Some researchers are suggesting taking a POLICE approach P - Protect, OL - Optimally Load I - Ice C - Compress and E - Elevate. This approach focuses on early loading to stimulate tissue recovery and maintain good blood supply and limit excessive swelling after an acute injury which could delay your recovery.
Protection: A period of relative rest from your sport or activity may be necessary to allow tissues to heal and prevent further injury, but complete rest is not recommended. Early motion and loading however can feel unsteady or painful so using tape, crutches, or braces can improve joint proprioception (your body’s awareness of where it is in space), your confidence, AND help reduce pain.
Optimum Loading: While in the protection phase of the first few hours to days after an injury, you want to gently move the limb or joints that are hurt. This may mean standing with less than 50% of your weight on a sprained ankle, drawing the alphabet with your foot while sitting. Or, after shoulder surgery, you might start moving the hand and wrist and progress to the elbow and shoulder as your pain allows. For less severe injuries like a mild sprain of a knee ligament, this might mean doing squats without extra weight or riding a stationary bike but not doing hopping drills.
Ice: After the first 48 hours, applying ice for 10-15 minutes a few times per day may help to manage the excess swelling around your injured muscle or joint, and ice can help decrease some of the acute pain that you may be experiencing. Consulting a Physical or Occupational Therapist is the best way to determine if the use of ice is necessary or appropriate for your injury.
Compression: While practicing early movement and loading, or during a relative rest period with icing, adding compression in the form of a tensor bandage or compression sleeve helps to manage swelling, improve joint position awareness, and reduce pain. Talk to your Physical or Occupational Therapist about the best way to add compression for your injury, and ensure that it’s done safely to limit the risk of loss of circulation.
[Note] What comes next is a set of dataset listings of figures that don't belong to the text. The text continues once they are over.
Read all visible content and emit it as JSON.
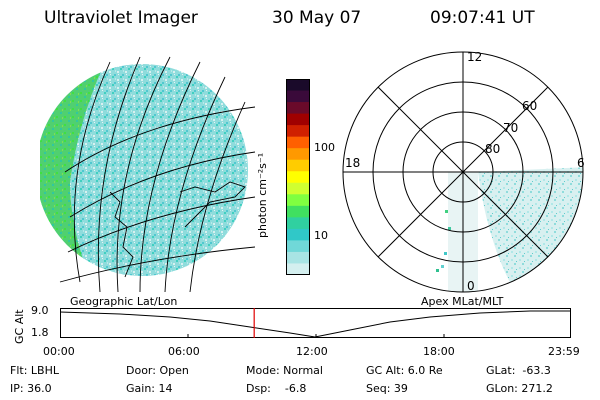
{
  "header": {
    "instrument": "Ultraviolet Imager",
    "date": "30 May 07",
    "time": "09:07:41 UT"
  },
  "colorbar": {
    "label": "photon cm⁻²s⁻¹",
    "ticks": [
      "100",
      "10"
    ],
    "colors": [
      "#1a0a2a",
      "#3a0a3a",
      "#6a0a2a",
      "#a00000",
      "#d02000",
      "#ff6000",
      "#ff9900",
      "#ffcc00",
      "#ffff00",
      "#d0ff30",
      "#80ff40",
      "#40e060",
      "#30d0a0",
      "#30c8c8",
      "#70d8d8",
      "#a8e4e4",
      "#d4efef"
    ]
  },
  "polar_plot": {
    "clock_labels": {
      "top": "12",
      "left": "18",
      "right": "6",
      "bottom": "0"
    },
    "lat_labels": [
      "80",
      "70",
      "60"
    ]
  },
  "timeline": {
    "left_label": "Geographic Lat/Lon",
    "right_label": "Apex MLat/MLT",
    "axis_title": "GC Alt",
    "y_ticks": [
      "9.0",
      "1.8"
    ],
    "x_ticks": [
      "00:00",
      "06:00",
      "12:00",
      "18:00",
      "23:59"
    ],
    "cursor_time_fraction": 0.38
  },
  "info": {
    "flt": "Flt: LBHL",
    "ip": "IP: 36.0",
    "door": "Door: Open",
    "gain": "Gain: 14",
    "mode": "Mode: Normal",
    "dsp": "Dsp:    -6.8",
    "gcalt": "GC Alt: 6.0 Re",
    "seq": "Seq: 39",
    "glat": "GLat:  -63.3",
    "glon": "GLon: 271.2"
  }
}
Elevation: Elevation is simple for some body parts. You can easily prop up an injured ankle or knee on a stack of pillows while you are lying down. An injury to your elbow or wrist requires that you elevate your entire arm on something. Your Physical or Occupational Therapist can help advise you on the best way to elevate your injury.
Research shows that the combination of appropriate early management (i.e. POLICE) and joint mobilization or manual therapy techniques (that are typically performed by a Physical or Occupational Therapist) greatly improve the range of movement in injured areas, especially injured joints. This leads to quicker recovery periods, shorter sick leave, and a faster return to sports participation.
Non-steroidal anti-inflammatory drugs (NSAIDs) such as ibuprofen and aspirin are also frequently used to manage the pain and inflammation that is associated with sports injuries. Although NSAID use is recommended with caution, it often becomes necessary to facilitate early mobilization following an injury as it targets pain and discomfort that accompanies movement. When in doubt, it is best to speak with a physician or pharmacist who can make a useful recommendation regarding the use of NSAIDs for injury management purposes. Taking NSAIDs for short periods following an injury is often beneficial, but requiring this type of medication for long periods of time – in order to experience pain relief and mobility – indicates an ongoing problem that needs to be addressed by a professional such as a Physical or Occupational Therapist who can help you with medication-free options for getting back on track .
If you have recently been injured while playing a sport or you’re experiencing discomfort due to an old injury, it may be time to schedule a consultation with a Physical or Occupational Therapist. According to research, recovery is quicker and people tend to return to their favorite sport sooner if they receive Physical or Occupational Therapy and incorporate early management and mobility of acute injuries.
Some sports-related injuries can have devastating, long-lasting effects while others are minor, but bothersome nonetheless. Physical or Occupational Therapists can help you balance the right amount of movement and rest in order to improve your recovery and prevent further injury. In addition, they have the skills and training to help individuals with different types of injuries by designing management approaches that are individualized to meet their clients’ needs.